Character Flaws (Of Mine)
I’ll warn you now, this week’s thoughts are frazzled.
You see, I’m working on a novel, and as this is my debut long-form writing project, I’ve been giving myself a lot of grace. Namely, in writing a main character who is basically a version of me. We’ll work towards more of a stretching personality switch in the future, but I’m learning that writing what you know is actually quite challenging enough for now.
Recently, I decided to treat myself to a MasterClass subscription to further my education. Now, I was already a good way through penning Mila into existence when I began to study Margaret Atwood’s course on creative writing. The literary crone (whose pen has brought her to incredulous levels of success) quickly forced me to confront a deep error I’d been making in developing this my protagonist. I realized, now with educated disgust, that I had been creating her to be everything perfect that I myself longed to be. She was me, as I hoped others would see me, all beauty and brains and kindness, a secretly super cool hot-girl whose quiet nature causes people to wrongfully underestimate her constantly. She was your perfect friend, perfect sister, perfect student, and perfect girlfriend, and naturally the victim of everything wrong that had ever happened to her. She was a very bad, tired, perfect archetype.
That is, until I heard Professor Atwood share her thoughts on perfect characters. And while the realization that Mila needed flaws led me down a regretfully rather untraveled path, scanning and probing my own, what really gripped me was the realization that though we shy away from shining the spotlight on them, our faults are actually what make each of us very interesting people.
But that’s not all there is to the equation, of course, because characters don’t exist in an empty void. No, they exist within a story. A story requires movement from one point to another, which requires some element of time, and as per the definition of anything living, naturally, time begets growth. So let’s add the flaws of the character to the opportunity for growth the story affords them, and this is where it gets good. A character too stagnantly flawed is almost as uninteresting as one too perfectly pristine…but someone who follows falling with floundering and failing with flailing is someone we want to watch. Why? Because they’re using their timeline to try, to reach out for growth.
I suspect this is simply one of many learning moments I’ll muddle through in this journey of writing my first novel.

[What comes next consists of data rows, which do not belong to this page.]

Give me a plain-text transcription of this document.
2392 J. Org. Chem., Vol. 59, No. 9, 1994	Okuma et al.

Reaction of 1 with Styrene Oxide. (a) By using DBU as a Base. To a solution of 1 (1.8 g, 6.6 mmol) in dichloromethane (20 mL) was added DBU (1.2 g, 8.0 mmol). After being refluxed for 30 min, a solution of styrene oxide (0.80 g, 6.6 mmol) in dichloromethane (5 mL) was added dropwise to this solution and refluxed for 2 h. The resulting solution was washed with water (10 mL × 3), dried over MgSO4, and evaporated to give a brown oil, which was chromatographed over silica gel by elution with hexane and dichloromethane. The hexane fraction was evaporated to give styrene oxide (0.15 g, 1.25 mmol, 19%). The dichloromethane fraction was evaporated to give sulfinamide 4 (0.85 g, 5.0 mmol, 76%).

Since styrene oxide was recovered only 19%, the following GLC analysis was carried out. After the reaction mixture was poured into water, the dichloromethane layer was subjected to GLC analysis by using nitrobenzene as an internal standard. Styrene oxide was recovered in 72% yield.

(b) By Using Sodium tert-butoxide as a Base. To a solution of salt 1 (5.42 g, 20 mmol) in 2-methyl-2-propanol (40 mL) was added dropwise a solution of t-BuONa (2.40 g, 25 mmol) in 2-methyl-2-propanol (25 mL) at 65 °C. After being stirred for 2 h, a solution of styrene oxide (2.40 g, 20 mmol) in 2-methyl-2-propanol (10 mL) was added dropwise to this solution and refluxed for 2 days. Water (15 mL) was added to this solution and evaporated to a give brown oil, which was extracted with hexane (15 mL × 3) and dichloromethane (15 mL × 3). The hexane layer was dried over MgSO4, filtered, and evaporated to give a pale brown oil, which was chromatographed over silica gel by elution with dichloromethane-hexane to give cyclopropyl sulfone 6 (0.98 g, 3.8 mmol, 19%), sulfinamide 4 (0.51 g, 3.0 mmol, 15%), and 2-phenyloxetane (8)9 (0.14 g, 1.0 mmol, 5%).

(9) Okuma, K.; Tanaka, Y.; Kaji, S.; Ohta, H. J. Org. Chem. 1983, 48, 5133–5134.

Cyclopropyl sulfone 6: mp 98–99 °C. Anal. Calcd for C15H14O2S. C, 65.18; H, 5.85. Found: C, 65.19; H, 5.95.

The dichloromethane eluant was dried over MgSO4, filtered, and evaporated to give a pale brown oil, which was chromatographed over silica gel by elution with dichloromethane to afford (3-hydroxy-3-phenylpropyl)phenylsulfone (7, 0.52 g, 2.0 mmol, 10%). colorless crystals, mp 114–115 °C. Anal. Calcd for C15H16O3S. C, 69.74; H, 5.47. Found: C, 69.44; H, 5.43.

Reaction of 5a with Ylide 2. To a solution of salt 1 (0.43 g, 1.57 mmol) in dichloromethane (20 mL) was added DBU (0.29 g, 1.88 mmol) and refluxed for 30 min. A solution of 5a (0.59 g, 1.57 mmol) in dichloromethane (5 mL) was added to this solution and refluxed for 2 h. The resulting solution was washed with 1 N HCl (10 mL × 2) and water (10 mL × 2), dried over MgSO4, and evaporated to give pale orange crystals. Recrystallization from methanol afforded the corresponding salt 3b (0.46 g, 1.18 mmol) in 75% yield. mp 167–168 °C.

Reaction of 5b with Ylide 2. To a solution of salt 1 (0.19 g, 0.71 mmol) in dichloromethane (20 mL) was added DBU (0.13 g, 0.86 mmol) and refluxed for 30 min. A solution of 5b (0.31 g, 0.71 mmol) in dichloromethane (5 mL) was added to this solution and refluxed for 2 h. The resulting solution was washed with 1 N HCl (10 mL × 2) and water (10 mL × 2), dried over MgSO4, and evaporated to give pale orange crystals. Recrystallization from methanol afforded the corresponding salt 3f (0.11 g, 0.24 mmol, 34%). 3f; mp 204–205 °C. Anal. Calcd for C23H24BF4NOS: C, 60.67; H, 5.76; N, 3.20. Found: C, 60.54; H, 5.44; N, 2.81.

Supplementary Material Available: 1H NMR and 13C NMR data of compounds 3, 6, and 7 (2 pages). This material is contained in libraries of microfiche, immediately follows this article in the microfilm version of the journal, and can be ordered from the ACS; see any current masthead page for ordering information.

Creating an environment in which Mila could struggle would be key to the storyline, and for this she would need appropriate obstacles from within herself. From this point on, I can promise that my characters will have flaws, both obvious and discreet. They will hurt people (even Mila!), and there will be apologies given and apologies owed. Certainly, there will be growth to be grown.
The lessons between the pages of my novel are already bleeding into my life, and I am grateful to Ms. Atwood for leading this horse to water. Though the story has a long way to go, I look forward to continuing to share pieces of the progress with you here, so we can grow together.